Cell-free DNA fragmentomics: a universal framework for early cancer detection and monitoring.

Cell-free DNA (cfDNA) fragmentomics has emerged as a powerful and noninvasive approach for cancer detection, characterization, and monitoring. By analyzing genome-wide fragmentation patterns - including fragment length distributions, end motifs, nucleosome footprints, and copy number variations - cfDNA fragmentomics provides high-resolution insights into tumor-specific biological signals even at low tumor burden. This technology offers advantages over conventional mutation-based assays by capturing aggregate structural and epigenomic alterations without requiring prior knowledge of driver mutations. In non-small cell lung cancer (NSCLC), cfDNA fragmentomics enables early detection, discrimination of malignant pulmonary nodules, and post-surgical monitoring of minimal residual disease. Recent studies have demonstrated that fragmentomic risk scores can accurately stratify recurrence risk and improve prognostic sensitivity beyond traditional genomic assays.
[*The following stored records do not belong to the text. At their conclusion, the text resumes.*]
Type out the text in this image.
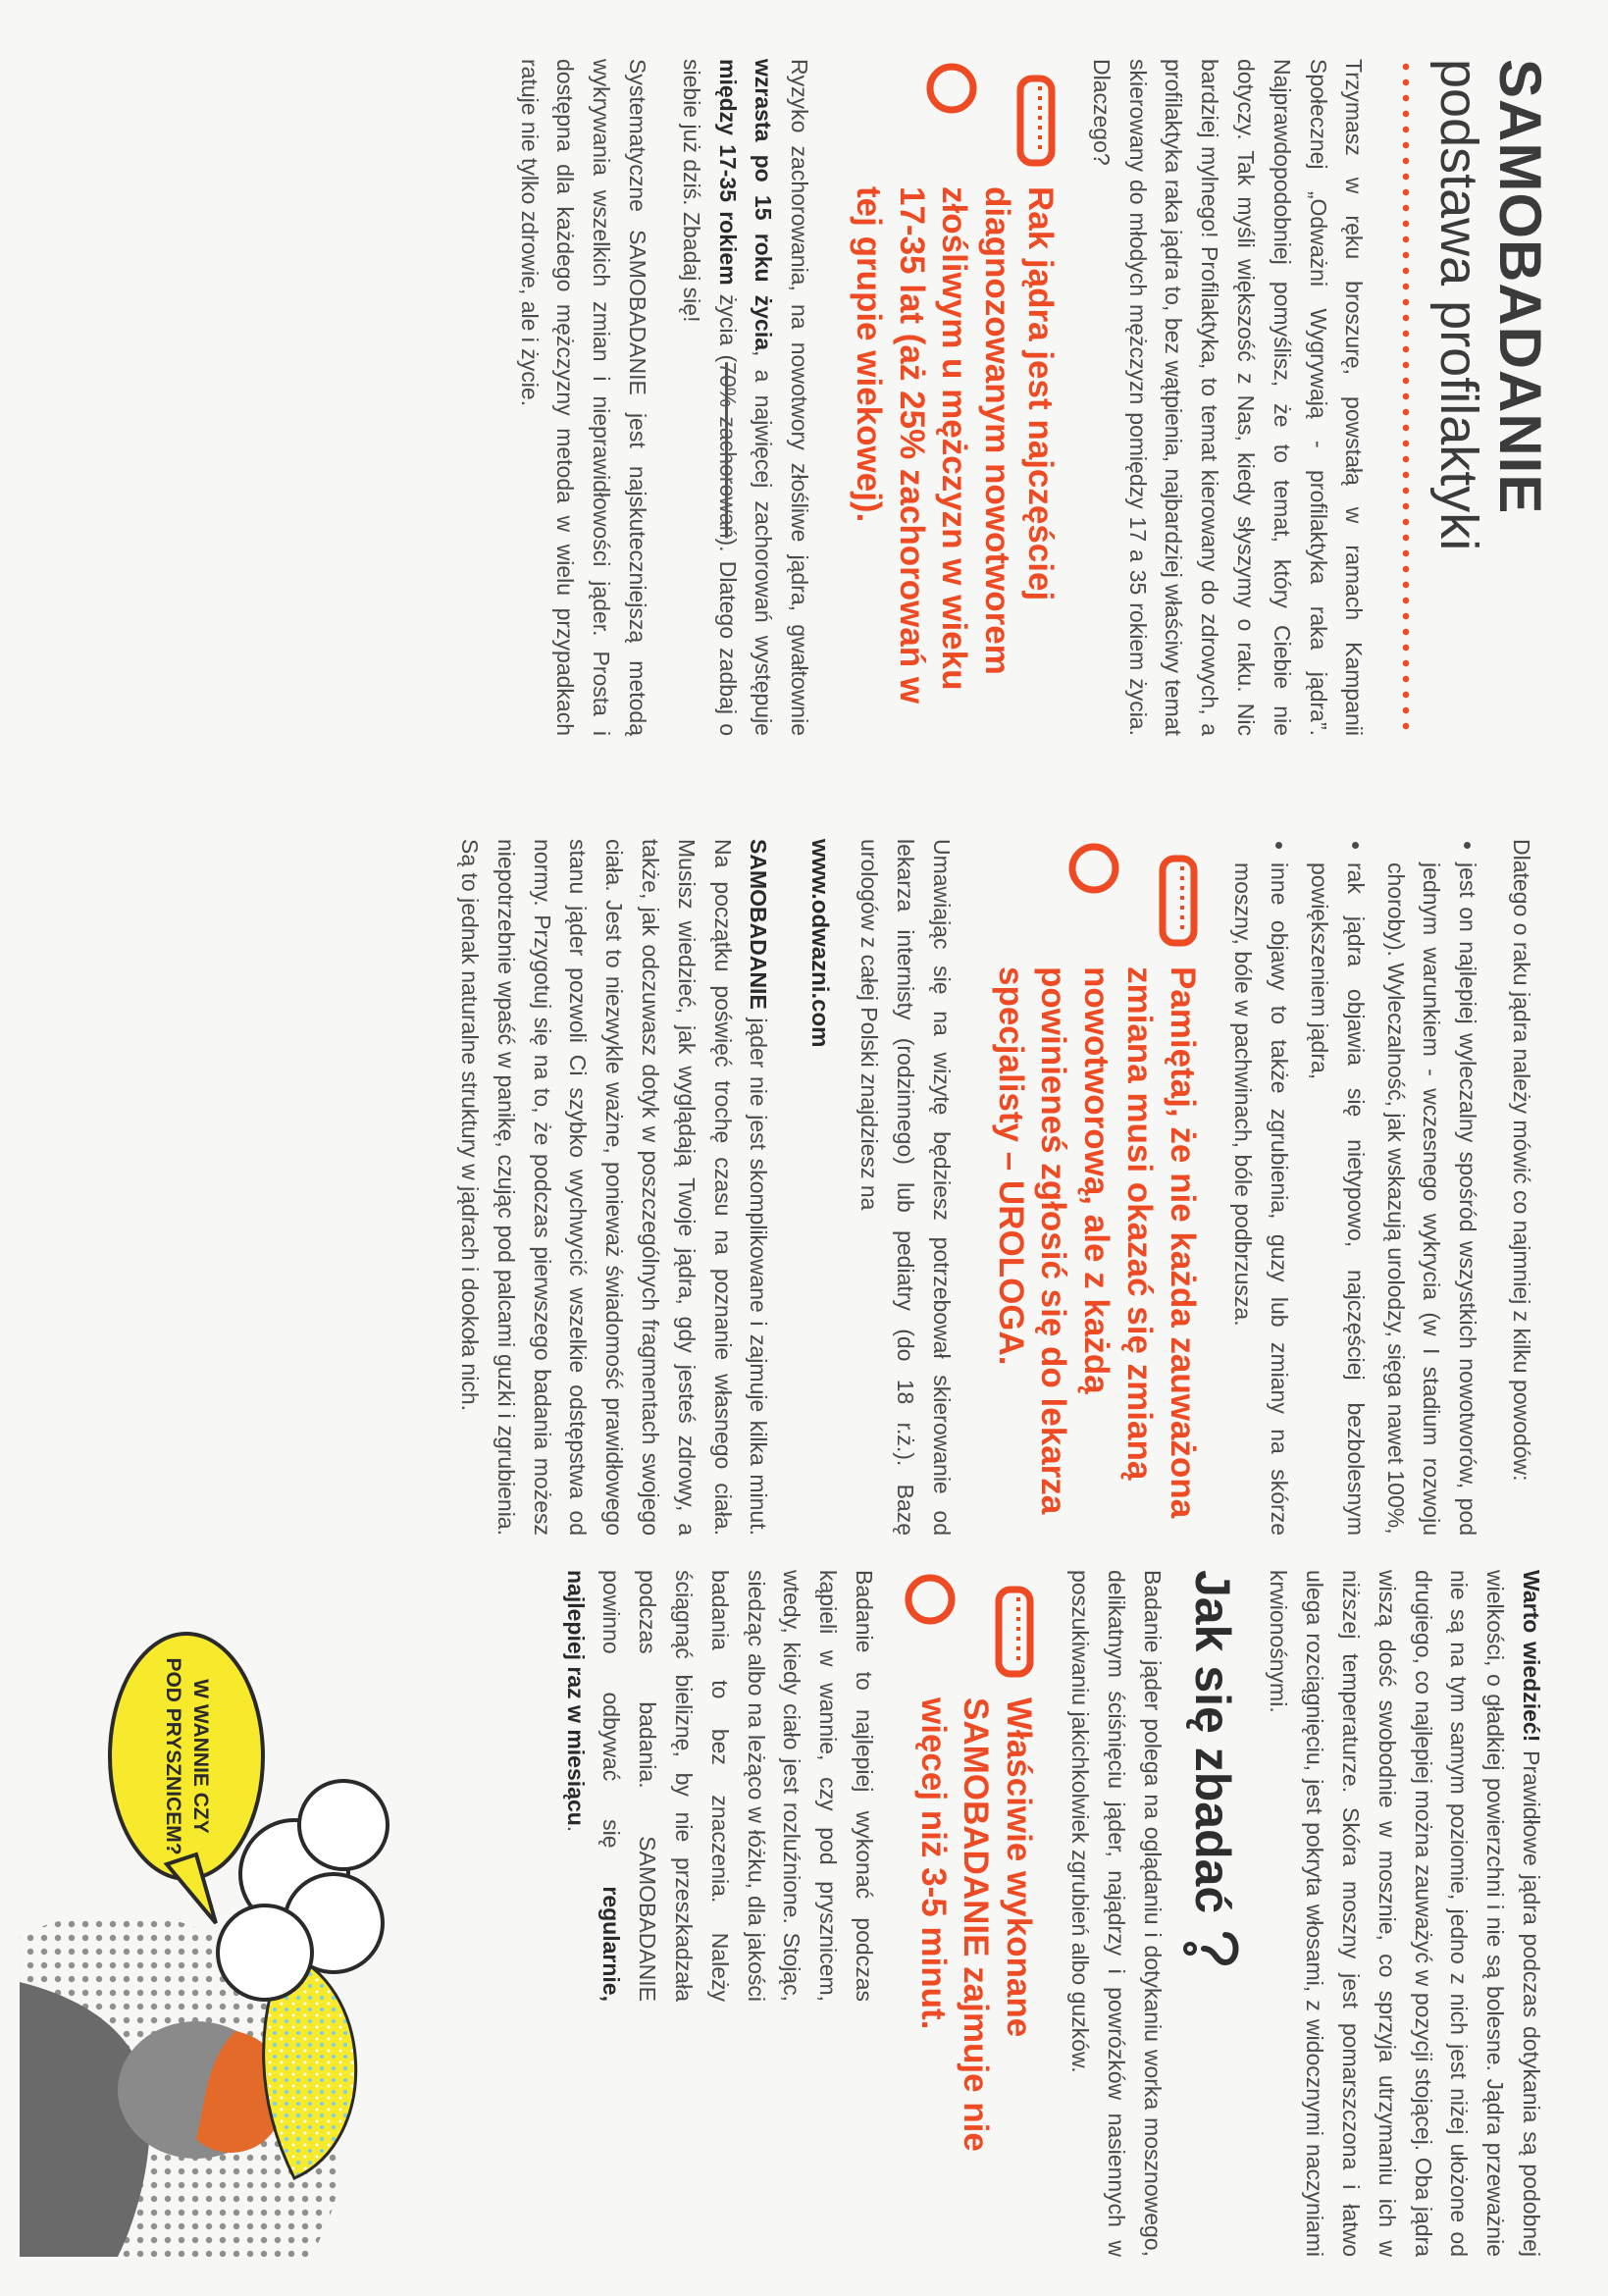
SAMOBADANIE
podstawa profilaktyki

Trzymasz w ręku broszurę, powstałą w ramach Kampanii Społecznej „Odważni Wygrywają - profilaktyka raka jądra”. Najprawdopodobniej pomyślisz, że to temat, który Ciebie nie dotyczy. Tak myśli większość z Nas, kiedy słyszymy o raku. Nic bardziej mylnego! Profilaktyka, to temat kierowany do zdrowych, a profilaktyka raka jądra to, bez wątpienia, najbardziej właściwy temat skierowany do młodych mężczyzn pomiędzy 17 a 35 rokiem życia. Dlaczego?

Rak jądra jest najczęściej diagnozowanym nowotworem złośliwym u mężczyzn w wieku 17-35 lat (aż 25% zachorowań w tej grupie wiekowej).

Ryzyko zachorowania, na nowotwory złośliwe jądra, gwałtownie wzrasta po 15 roku życia, a najwięcej zachorowań występuje między 17-35 rokiem życia (70% zachorowań). Dlatego zadbaj o siebie już dziś. Zbadaj się!

Systematyczne SAMOBADANIE jest najskuteczniejszą metodą wykrywania wszelkich zmian i nieprawidłowości jąder. Prosta i dostępna dla każdego mężczyzny metoda w wielu przypadkach ratuje nie tylko zdrowie, ale i życie.

Dlatego o raku jądra należy mówić co najmniej z kilku powodów:

• jest on najlepiej wyleczalny spośród wszystkich nowotworów, pod jednym warunkiem - wczesnego wykrycia (w I stadium rozwoju choroby). Wyleczalność, jak wskazują urolodzy, sięga nawet 100%,
• rak jądra objawia się nietypowo, najczęściej bezbolesnym powiększeniem jądra,
• inne objawy to także zgrubienia, guzy lub zmiany na skórze moszny, bóle w pachwinach, bóle podbrzusza.

Pamiętaj, że nie każda zauważona zmiana musi okazać się zmianą nowotworową, ale z każdą powinieneś zgłosić się do lekarza specjalisty – UROLOGA.

Umawiając się na wizytę będziesz potrzebował skierowanie od lekarza internisty (rodzinnego) lub pediatry (do 18 r.ż.). Bazę urologów z całej Polski znajdziesz na

www.odwazni.com

SAMOBADANIE jąder nie jest skomplikowane i zajmuje kilka minut. Na początku poświęć trochę czasu na poznanie własnego ciała. Musisz wiedzieć, jak wyglądają Twoje jądra, gdy jesteś zdrowy, a także, jak odczuwasz dotyk w poszczególnych fragmentach swojego ciała. Jest to niezwykle ważne, ponieważ świadomość prawidłowego stanu jąder pozwoli Ci szybko wychwycić wszelkie odstępstwa od normy. Przygotuj się na to, że podczas pierwszego badania możesz niepotrzebnie wpaść w panikę, czując pod palcami guzki i zgrubienia. Są to jednak naturalne struktury w jądrach i dookoła nich.

Warto wiedzieć! Prawidłowe jądra podczas dotykania są podobnej wielkości, o gładkiej powierzchni i nie są bolesne. Jądra przeważnie nie są na tym samym poziomie, jedno z nich jest niżej ułożone od drugiego, co najlepiej można zauważyć w pozycji stojącej. Oba jądra wiszą dość swobodnie w mosznie, co sprzyja utrzymaniu ich w niższej temperaturze. Skóra moszny jest pomarszczona i łatwo ulega rozciągnięciu, jest pokryta włosami, z widocznymi naczyniami krwionośnymi.

Jak się zbadać

Badanie jąder polega na oglądaniu i dotykaniu worka mosznowego, delikatnym ściśnięciu jąder, najądrzy i powrózków nasiennych w poszukiwaniu jakichkolwiek zgrubień albo guzków.

Właściwie wykonane SAMOBADANIE zajmuje nie więcej niż 3-5 minut.

Badanie to najlepiej wykonać podczas kąpieli w wannie, czy pod prysznicem, wtedy, kiedy ciało jest rozluźnione. Stojąc, siedząc albo na leżąco w łóżku, dla jakości badania to bez znaczenia. Należy ściągnąć bieliznę, by nie przeszkadzała podczas badania. SAMOBADANIE powinno odbywać się regularnie, najlepiej raz w miesiącu.

W WANNIE CZY
POD PRYSZNICEM?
In hepatocellular carcinoma (HCC), integration of fragment size selection, CNV profiling, and end-motif analysis has led to high-performing models for early diagnosis, particularly in high-risk populations. Moreover, cfDNA fragmentomics has proven effective in detecting malignant transformation in patients with neurofibromatosis-associated peripheral nerve sheath tumors, distinguishing benign from premalignant or malignant lesions with high precision. Expanding beyond these major cancers, fragmentomic approaches have demonstrated diagnostic potential in gastric, urological, hematologic, and pediatric malignancies. Notably, the DELFI-TF (DNA Evaluation of Fragments for early Interception-Tumor Fraction) framework has shown prognostic relevance by correlating pre-treatment cfDNA features with survival outcomes in colorectal and lung cancer patients, outperforming conventional imaging. All of these results highlight the translational importance of cfDNA fragmentomics as a cutting-edge precision oncology tool. Its continued integration into clinical workflows may redefine early cancer detection, facilitate subtype-specific interventions, and enable real-time, individualized treatment monitoring.